Here is an approach:
library(data.table)
df2 = setDT(df2)[,list(Genes=paste0(Genes, collapse=',')),by=list(CNA, chr)]
res = setkey(setDT(df1), CNA, chr)[df2]
# CNA chr Genes Genes.1
#1: gain 5 Sall3,Kcng2,Atp9b,Nfatc1,Ctdp1 Sall3,Nfatc1,SNORA5,SNORA5,RNU6-866P,OR8J1,OR8K3,OR8K3
#2: gain 2 PDIA5,SEMA5B PDIA5,DCC
res[, paste0(intersect(strsplit(Genes,',')[[1]], strsplit(Genes.1,',')[[1]]), collapse=',')
, by=list(CNA, chr)]
# CNA chr V1
#1: gain 5 Sall3,Nfatc1
#2: gain 2 PDIA5
Data:
df1 = structure(list(CNA = c("gain", "gain", "loss"), chr = c(2L, 5L,
5L), Genes = c("PDIA5,SEMA5B", "Sall3,Kcng2,Atp9b,Nfatc1,Ctdp1",
"RNU6-866P,TRIM5,TRIM34,TRIM22,TRIM5")), .Names = c("CNA", "chr",
"Genes"), class = "data.frame", row.names = c(NA, -3L))
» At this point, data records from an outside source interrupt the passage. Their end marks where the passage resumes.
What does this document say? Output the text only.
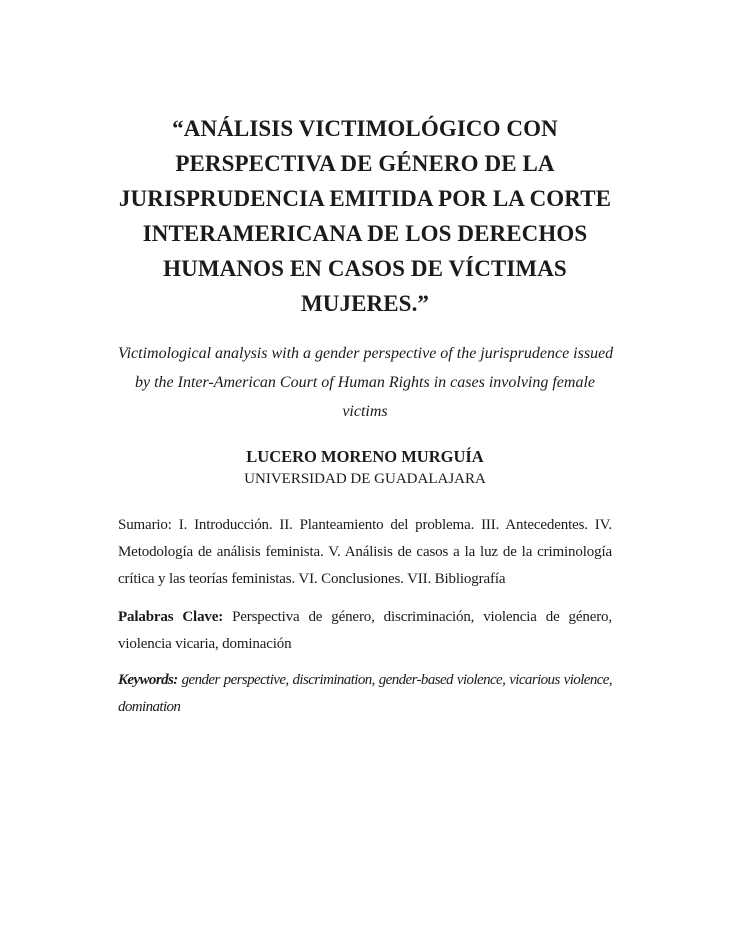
“ANÁLISIS VICTIMOLÓGICO CON
PERSPECTIVA DE GÉNERO DE LA
JURISPRUDENCIA EMITIDA POR LA CORTE
INTERAMERICANA DE LOS DERECHOS
HUMANOS EN CASOS DE VÍCTIMAS
MUJERES.”
Victimological analysis with a gender perspective of the jurisprudence issued
by the Inter-American Court of Human Rights in cases involving female
victims
LUCERO MORENO MURGUÍA
UNIVERSIDAD DE GUADALAJARA

Sumario: I. Introducción. II. Planteamiento del problema. III. Antecedentes. IV. Metodología de análisis feminista. V. Análisis de casos a la luz de la criminología crítica y las teorías feministas. VI. Conclusiones. VII. Bibliografía

Palabras Clave: Perspectiva de género, discriminación, violencia de género, violencia vicaria, dominación

Keywords: gender perspective, discrimination, gender-based violence, vicarious violence, domination
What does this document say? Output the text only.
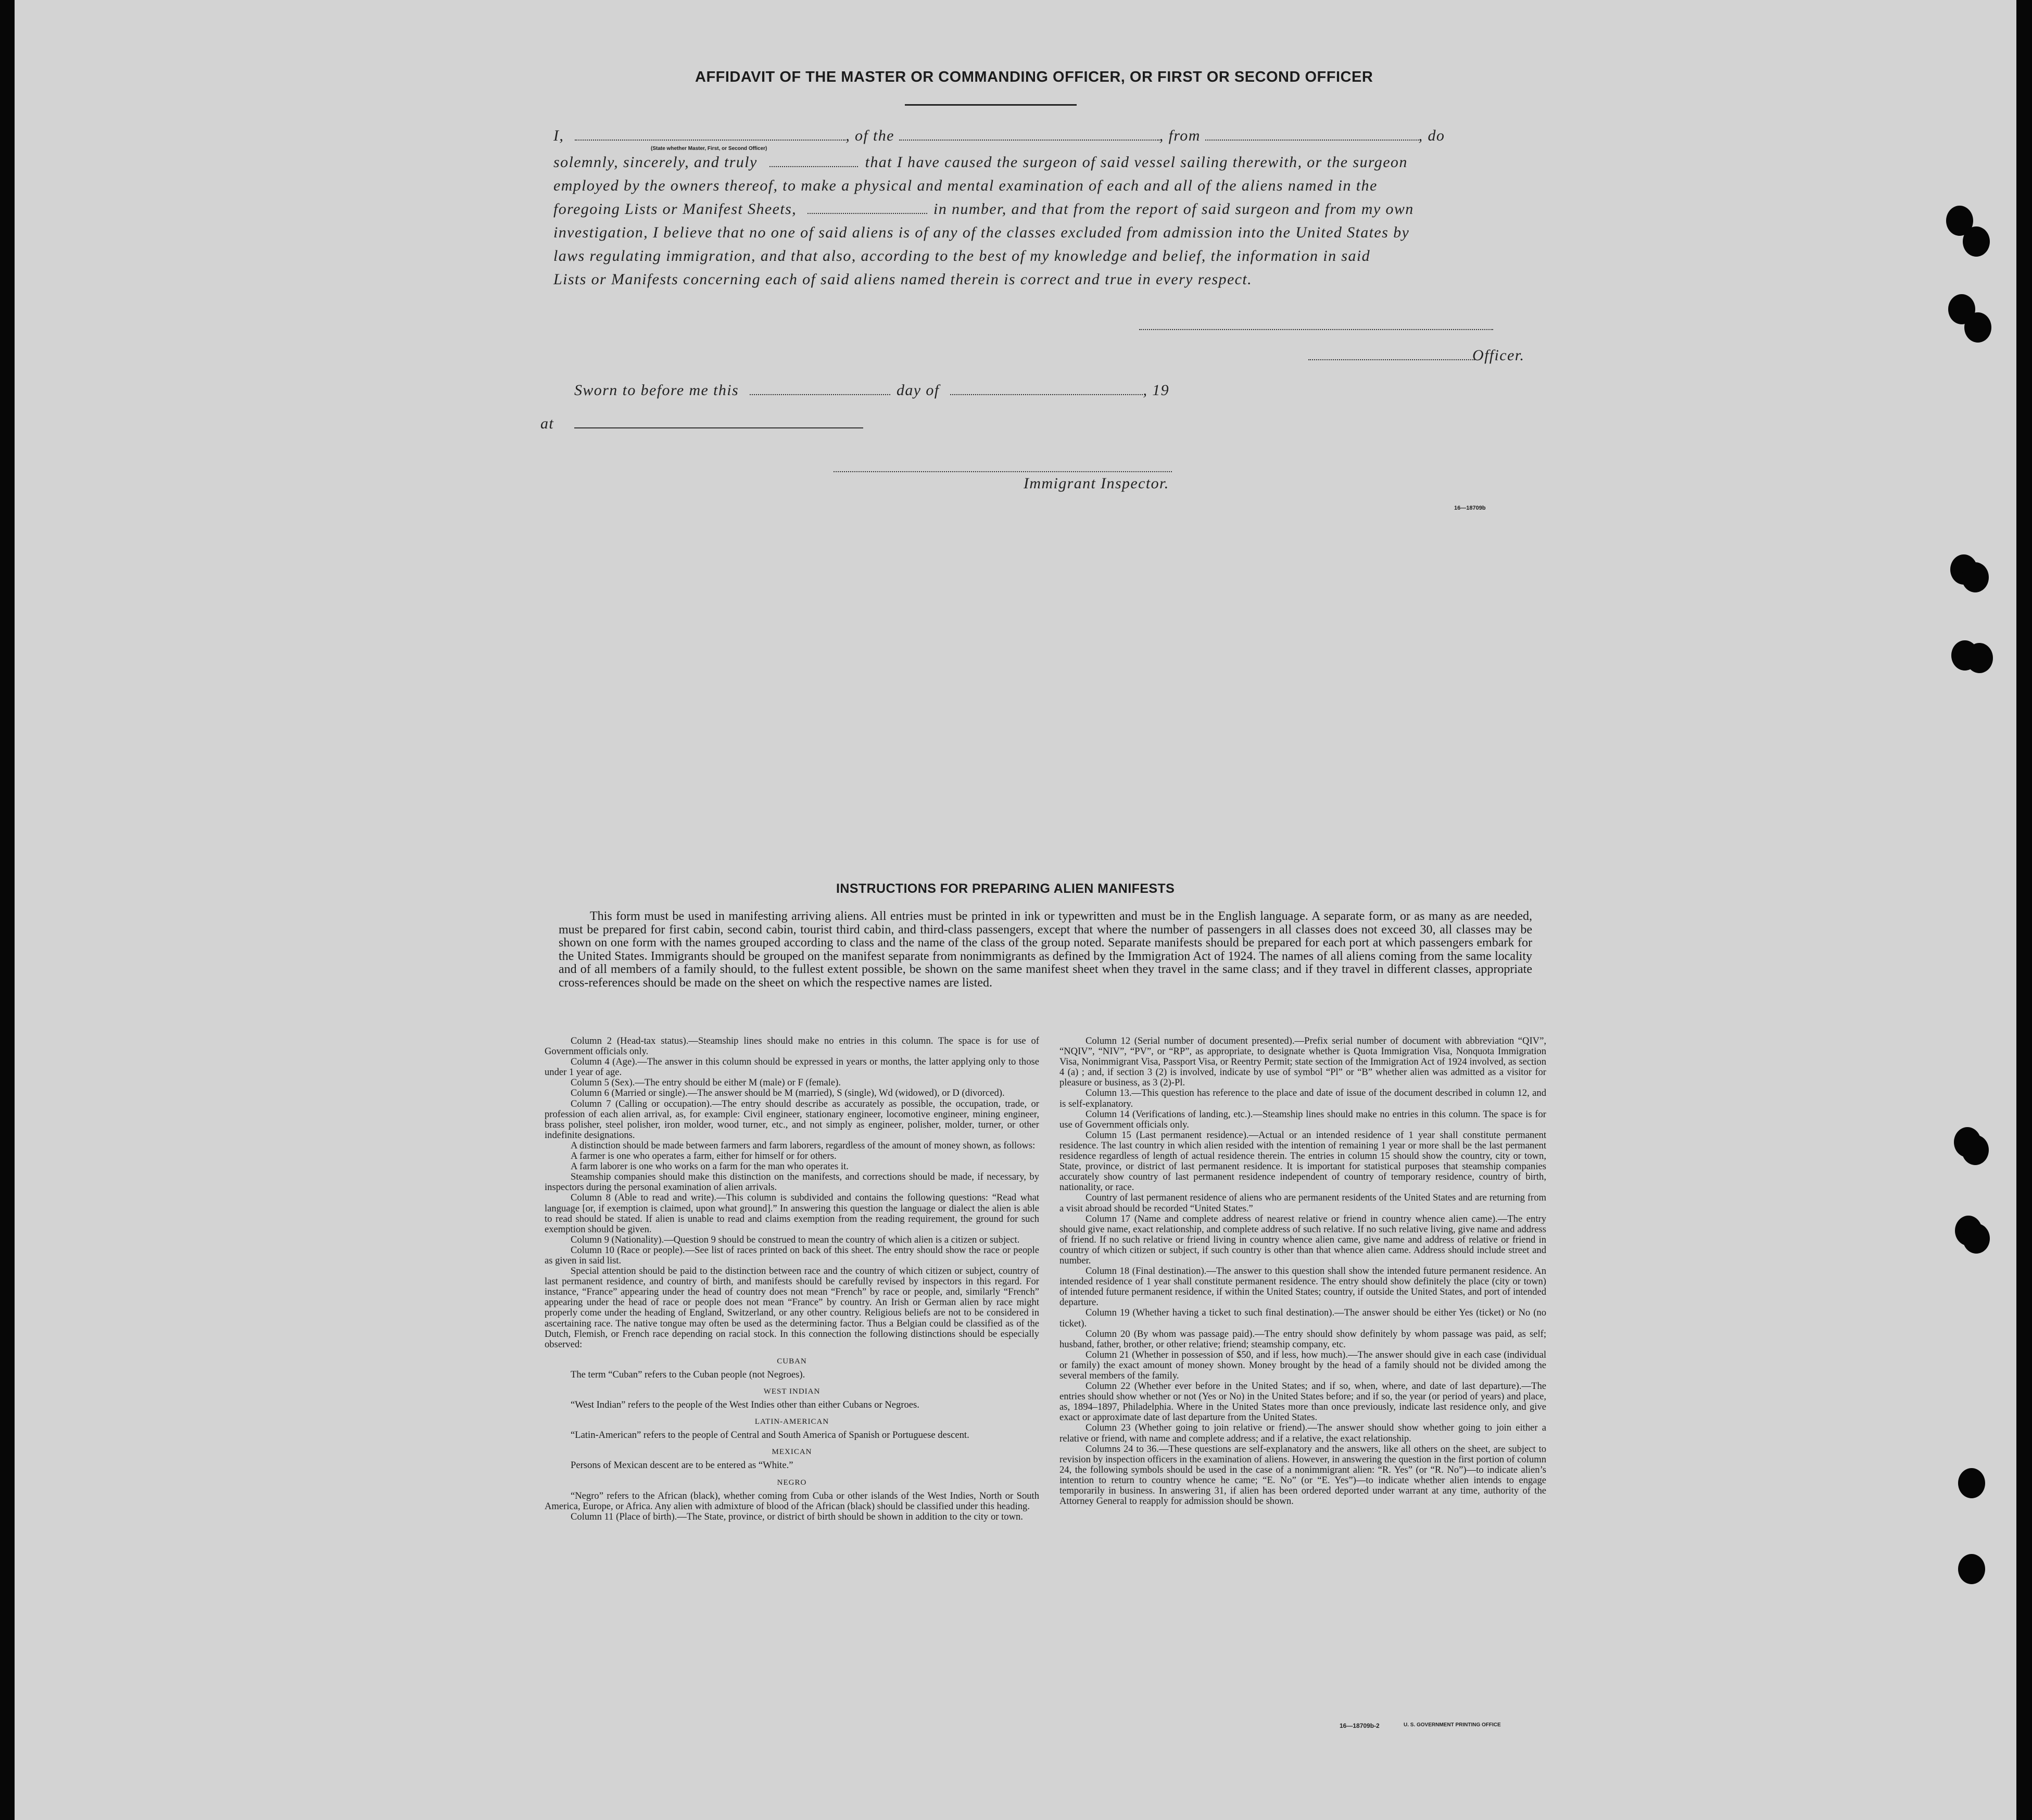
AFFIDAVIT OF THE MASTER OR COMMANDING OFFICER, OR FIRST OR SECOND OFFICER
I,	, of the	, from	, do
(State whether Master, First, or Second Officer)
solemnly, sincerely, and truly	that I have caused the surgeon of said vessel sailing therewith, or the surgeon
employed by the owners thereof, to make a physical and mental examination of each and all of the aliens named in the
foregoing Lists or Manifest Sheets,	in number, and that from the report of said surgeon and from my own
investigation, I believe that no one of said aliens is of any of the classes excluded from admission into the United States by
laws regulating immigration, and that also, according to the best of my knowledge and belief, the information in said
Lists or Manifests concerning each of said aliens named therein is correct and true in every respect.
Officer.
Sworn to before me this	day of	, 19
at
Immigrant Inspector.
16—18709b
INSTRUCTIONS FOR PREPARING ALIEN MANIFESTS
This form must be used in manifesting arriving aliens. All entries must be printed in ink or typewritten and must be in the English language. A separate form, or as many as are needed, must be prepared for first cabin, second cabin, tourist third cabin, and third-class passengers, except that where the number of passengers in all classes does not exceed 30, all classes may be shown on one form with the names grouped according to class and the name of the class of the group noted. Separate manifests should be prepared for each port at which passengers embark for the United States. Immigrants should be grouped on the manifest separate from nonimmigrants as defined by the Immigration Act of 1924. The names of all aliens coming from the same locality and of all members of a family should, to the fullest extent possible, be shown on the same manifest sheet when they travel in the same class; and if they travel in different classes, appropriate cross-references should be made on the sheet on which the respective names are listed.

Column 2 (Head-tax status).—Steamship lines should make no entries in this column. The space is for use of Government officials only.

Column 4 (Age).—The answer in this column should be expressed in years or months, the latter applying only to those under 1 year of age.

Column 5 (Sex).—The entry should be either M (male) or F (female).

Column 6 (Married or single).—The answer should be M (married), S (single), Wd (widowed), or D (divorced).

Column 7 (Calling or occupation).—The entry should describe as accurately as possible, the occupation, trade, or profession of each alien arrival, as, for example: Civil engineer, stationary engineer, locomotive engineer, mining engineer, brass polisher, steel polisher, iron molder, wood turner, etc., and not simply as engineer, polisher, molder, turner, or other indefinite designations.

A distinction should be made between farmers and farm laborers, regardless of the amount of money shown, as follows:

A farmer is one who operates a farm, either for himself or for others.

A farm laborer is one who works on a farm for the man who operates it.

Steamship companies should make this distinction on the manifests, and corrections should be made, if necessary, by inspectors during the personal examination of alien arrivals.

Column 8 (Able to read and write).—This column is subdivided and contains the following questions: “Read what language [or, if exemption is claimed, upon what ground].” In answering this question the language or dialect the alien is able to read should be stated. If alien is unable to read and claims exemption from the reading requirement, the ground for such exemption should be given.

Column 9 (Nationality).—Question 9 should be construed to mean the country of which alien is a citizen or subject.

Column 10 (Race or people).—See list of races printed on back of this sheet. The entry should show the race or people as given in said list.

Special attention should be paid to the distinction between race and the country of which citizen or subject, country of last permanent residence, and country of birth, and manifests should be carefully revised by inspectors in this regard. For instance, “France” appearing under the head of country does not mean “French” by race or people, and, similarly “French” appearing under the head of race or people does not mean “France” by country. An Irish or German alien by race might properly come under the heading of England, Switzerland, or any other country. Religious beliefs are not to be considered in ascertaining race. The native tongue may often be used as the determining factor. Thus a Belgian could be classified as of the Dutch, Flemish, or French race depending on racial stock. In this connection the following distinctions should be especially observed:

CUBAN

The term “Cuban” refers to the Cuban people (not Negroes).

WEST INDIAN

“West Indian” refers to the people of the West Indies other than either Cubans or Negroes.

LATIN-AMERICAN

“Latin-American” refers to the people of Central and South America of Spanish or Portuguese descent.

MEXICAN

Persons of Mexican descent are to be entered as “White.”

NEGRO

“Negro” refers to the African (black), whether coming from Cuba or other islands of the West Indies, North or South America, Europe, or Africa. Any alien with admixture of blood of the African (black) should be classified under this heading.

Column 11 (Place of birth).—The State, province, or district of birth should be shown in addition to the city or town.

Column 12 (Serial number of document presented).—Prefix serial number of document with abbreviation “QIV”, “NQIV”, “NIV”, “PV”, or “RP”, as appropriate, to designate whether is Quota Immigration Visa, Nonquota Immigration Visa, Nonimmigrant Visa, Passport Visa, or Reentry Permit; state section of the Immigration Act of 1924 involved, as section 4 (a) ; and, if section 3 (2) is involved, indicate by use of symbol “Pl” or “B” whether alien was admitted as a visitor for pleasure or business, as 3 (2)-Pl.

Column 13.—This question has reference to the place and date of issue of the document described in column 12, and is self-explanatory.

Column 14 (Verifications of landing, etc.).—Steamship lines should make no entries in this column. The space is for use of Government officials only.

Column 15 (Last permanent residence).—Actual or an intended residence of 1 year shall constitute permanent residence. The last country in which alien resided with the intention of remaining 1 year or more shall be the last permanent residence regardless of length of actual residence therein. The entries in column 15 should show the country, city or town, State, province, or district of last permanent residence. It is important for statistical purposes that steamship companies accurately show country of last permanent residence independent of country of temporary residence, country of birth, nationality, or race.

Country of last permanent residence of aliens who are permanent residents of the United States and are returning from a visit abroad should be recorded “United States.”

Column 17 (Name and complete address of nearest relative or friend in country whence alien came).—The entry should give name, exact relationship, and complete address of such relative. If no such relative living, give name and address of friend. If no such relative or friend living in country whence alien came, give name and address of relative or friend in country of which citizen or subject, if such country is other than that whence alien came. Address should include street and number.

Column 18 (Final destination).—The answer to this question shall show the intended future permanent residence. An intended residence of 1 year shall constitute permanent residence. The entry should show definitely the place (city or town) of intended future permanent residence, if within the United States; country, if outside the United States, and port of intended departure.

Column 19 (Whether having a ticket to such final destination).—The answer should be either Yes (ticket) or No (no ticket).

Column 20 (By whom was passage paid).—The entry should show definitely by whom passage was paid, as self; husband, father, brother, or other relative; friend; steamship company, etc.

Column 21 (Whether in possession of $50, and if less, how much).—The answer should give in each case (individual or family) the exact amount of money shown. Money brought by the head of a family should not be divided among the several members of the family.

Column 22 (Whether ever before in the United States; and if so, when, where, and date of last departure).—The entries should show whether or not (Yes or No) in the United States before; and if so, the year (or period of years) and place, as, 1894–1897, Philadelphia. Where in the United States more than once previously, indicate last residence only, and give exact or approximate date of last departure from the United States.

Column 23 (Whether going to join relative or friend).—The answer should show whether going to join either a relative or friend, with name and complete address; and if a relative, the exact relationship.

Columns 24 to 36.—These questions are self-explanatory and the answers, like all others on the sheet, are subject to revision by inspection officers in the examination of aliens. However, in answering the question in the first portion of column 24, the following symbols should be used in the case of a nonimmigrant alien: “R. Yes” (or “R. No”)—to indicate alien’s intention to return to country whence he came; “E. No” (or “E. Yes”)—to indicate whether alien intends to engage temporarily in business. In answering 31, if alien has been ordered deported under warrant at any time, authority of the Attorney General to reapply for admission should be shown.

16—18709b-2	U. S. GOVERNMENT PRINTING OFFICE
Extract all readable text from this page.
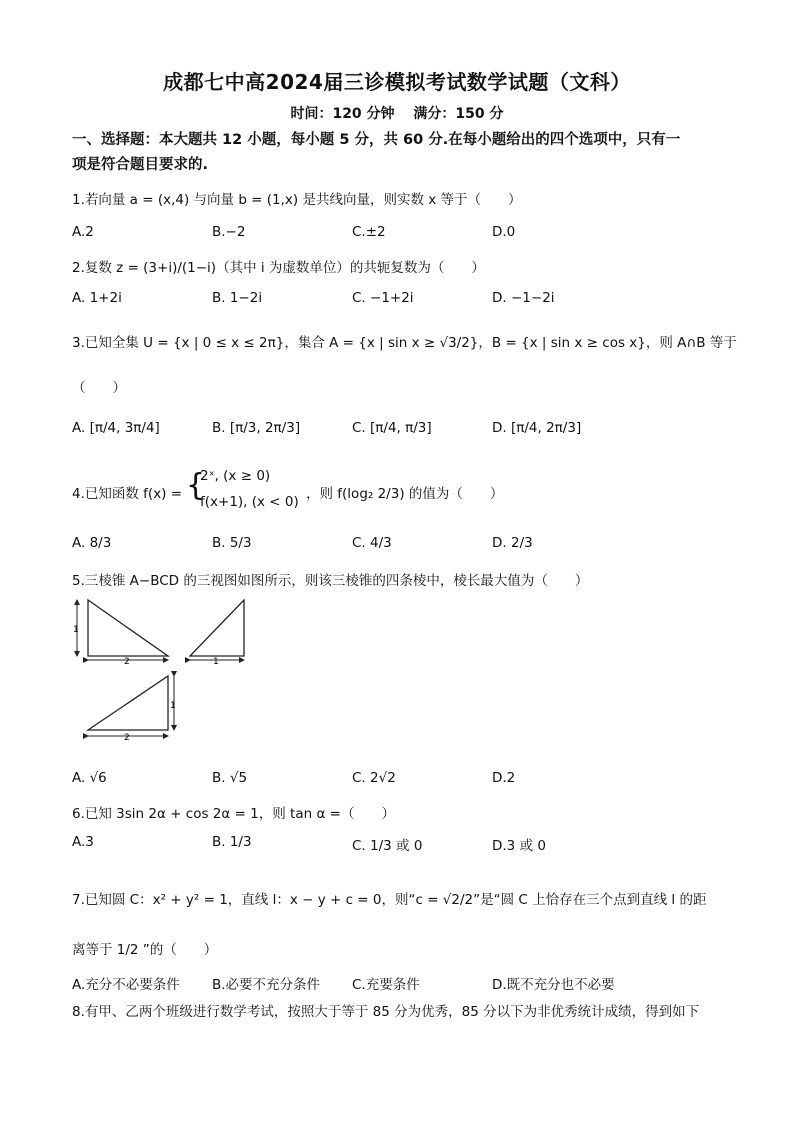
成都七中高2024届三诊模拟考试数学试题（文科）
时间：120 分钟　 满分：150 分
一、选择题：本大题共 12 小题，每小题 5 分，共 60 分.在每小题给出的四个选项中，只有一
项是符合题目要求的.
1.若向量 a = (x,4) 与向量 b = (1,x) 是共线向量，则实数 x 等于（　　）
A.2	B.−2	C.±2	D.0
2.复数 z = (3+i)/(1−i)（其中 i 为虚数单位）的共轭复数为（　　）
A. 1+2i	B. 1−2i	C. −1+2i	D. −1−2i
3.已知全集 U = {x | 0 ≤ x ≤ 2π}，集合 A = {x | sin x ≥ √3/2}，B = {x | sin x ≥ cos x}，则 A∩B 等于
（　　）
A. [π/4, 3π/4]	B. [π/3, 2π/3]	C. [π/4, π/3]	D. [π/4, 2π/3]
4.已知函数 f(x) = {
2ˣ, (x ≥ 0)
f(x+1), (x < 0) ，则 f(log₂ 2/3) 的值为（　　）
A. 8/3	B. 5/3	C. 4/3	D. 2/3
5.三棱锥 A−BCD 的三视图如图所示，则该三棱锥的四条棱中，棱长最大值为（　　）
1
2	1
1
2
A. √6	B. √5	C. 2√2	D.2
6.已知 3sin 2α + cos 2α = 1，则 tan α =（　　）
A.3	B. 1/3	C. 1/3 或 0	D.3 或 0
7.已知圆 C：x² + y² = 1，直线 l：x − y + c = 0，则“c = √2/2”是“圆 C 上恰存在三个点到直线 l 的距
离等于 1/2 ”的（　　）
A.充分不必要条件 B.必要不充分条件 C.充要条件	D.既不充分也不必要
8.有甲、乙两个班级进行数学考试，按照大于等于 85 分为优秀，85 分以下为非优秀统计成绩，得到如下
df2 = structure(list(CNA = c("gain", "gain", "gain"), chr = c(5L, 5L,
2L), Genes = c("Sall3,Nfatc1,SNORA5,SNORA5", "RNU6-866P,OR8J1,OR8K3,OR8K3",
"PDIA5,DCC")), .Names = c("CNA", "chr", "Genes"), class = "data.frame", row.names = c(NA,
-3L))
Not very elegant but
dt1 <- read.table(header = TRUE, text = "CNA chr Genes
gain 5 Sall3,Kcng2,Atp9b,Nfatc1,Ctdp1
loss 5 RNU6-866P,TRIM5,TRIM34,TRIM22,TRIM5
gain 2 PDIA5,SEMA5B", stringsAsFactors = FALSE)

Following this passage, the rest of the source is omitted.